Schülervisum für abgeschobene Tina

Die 13 Jahre alte Tina, die vor einem Jahr unter Protesten nach Georgien abgeschoben wurde, erhält ein Schülervisum. Sie wird am Freitag, rund zwei Monate nach ihrer Wiedereinreise mit einem Touristenvisum, ihren Aufenthaltstitel abholen.

Tagelang protestierten vor einem Jahr Lehrerinnen und Lehrer, Freundinnen und Freunde, aber auch Teile der Bevölkerung gegen die Abschiebung des Mädchens. Auch Sitzblockaden vor dem Familienabschiebezentrum halfen am Ende nichts. Das Mädchen wurde abgeschoben. Vor rund zwei Monaten kehrte Tina mit einem Touristenvisum zurück nach Wien. Ihre Schwester und ihre Mutter blieben in Georgien.

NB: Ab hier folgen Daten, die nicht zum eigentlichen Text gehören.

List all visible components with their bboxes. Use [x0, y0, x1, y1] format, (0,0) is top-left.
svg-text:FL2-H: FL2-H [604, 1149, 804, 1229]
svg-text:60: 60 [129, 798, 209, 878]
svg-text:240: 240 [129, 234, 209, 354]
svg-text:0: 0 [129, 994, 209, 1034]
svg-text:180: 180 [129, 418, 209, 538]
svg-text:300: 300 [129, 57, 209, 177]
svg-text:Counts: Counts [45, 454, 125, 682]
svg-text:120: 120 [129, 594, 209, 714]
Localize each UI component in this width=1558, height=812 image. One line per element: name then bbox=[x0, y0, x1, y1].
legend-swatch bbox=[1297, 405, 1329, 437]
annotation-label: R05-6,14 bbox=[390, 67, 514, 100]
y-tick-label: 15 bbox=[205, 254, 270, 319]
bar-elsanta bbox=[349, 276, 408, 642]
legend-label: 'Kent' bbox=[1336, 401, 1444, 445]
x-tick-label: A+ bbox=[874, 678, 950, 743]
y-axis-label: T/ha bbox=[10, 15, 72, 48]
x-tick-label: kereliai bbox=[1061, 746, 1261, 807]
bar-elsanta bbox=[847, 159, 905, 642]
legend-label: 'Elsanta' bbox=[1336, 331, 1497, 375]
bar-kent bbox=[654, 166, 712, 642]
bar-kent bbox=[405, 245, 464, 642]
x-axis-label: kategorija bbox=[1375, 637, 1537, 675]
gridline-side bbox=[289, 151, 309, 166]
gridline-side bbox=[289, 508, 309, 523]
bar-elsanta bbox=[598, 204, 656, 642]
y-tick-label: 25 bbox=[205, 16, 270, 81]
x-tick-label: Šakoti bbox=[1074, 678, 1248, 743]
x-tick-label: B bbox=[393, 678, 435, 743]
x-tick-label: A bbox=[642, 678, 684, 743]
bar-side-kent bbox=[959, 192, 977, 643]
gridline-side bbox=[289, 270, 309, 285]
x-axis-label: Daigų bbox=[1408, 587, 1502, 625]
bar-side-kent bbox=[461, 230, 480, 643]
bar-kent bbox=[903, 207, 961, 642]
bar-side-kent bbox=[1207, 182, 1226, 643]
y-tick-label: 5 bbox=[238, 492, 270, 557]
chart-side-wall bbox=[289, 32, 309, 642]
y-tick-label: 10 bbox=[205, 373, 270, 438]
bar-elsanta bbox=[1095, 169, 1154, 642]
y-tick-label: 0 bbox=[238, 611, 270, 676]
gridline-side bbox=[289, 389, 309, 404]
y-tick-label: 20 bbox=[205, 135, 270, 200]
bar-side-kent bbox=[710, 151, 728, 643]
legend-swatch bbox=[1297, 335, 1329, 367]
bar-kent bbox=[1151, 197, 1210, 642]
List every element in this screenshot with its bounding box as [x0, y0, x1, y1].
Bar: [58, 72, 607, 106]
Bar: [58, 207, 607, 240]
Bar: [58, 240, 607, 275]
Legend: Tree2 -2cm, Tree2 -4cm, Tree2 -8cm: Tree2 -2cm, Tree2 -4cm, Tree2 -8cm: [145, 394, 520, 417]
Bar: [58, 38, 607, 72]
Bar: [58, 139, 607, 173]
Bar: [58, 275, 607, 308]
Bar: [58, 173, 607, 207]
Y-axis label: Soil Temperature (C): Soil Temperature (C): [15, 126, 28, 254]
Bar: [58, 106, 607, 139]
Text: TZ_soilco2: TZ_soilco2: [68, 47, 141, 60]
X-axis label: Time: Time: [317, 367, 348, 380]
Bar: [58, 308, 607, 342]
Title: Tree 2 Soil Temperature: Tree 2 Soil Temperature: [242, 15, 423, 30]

Das Mädchen wurde bei einer Gastfamilie in Wien untergebracht. Nun wird sie laut ihrem Anwalt Wilfried Embacher am Freitag ein Schülervisum bekommen. Die Abschiebung hatte im Vorjahr für große mediale Aufmerksamkeit, aber auch zu Verwerfungen in der ÖVP-Grünen-Koalition gesorgt und eine Debatte über Kinderabschiebungen ausgelöst.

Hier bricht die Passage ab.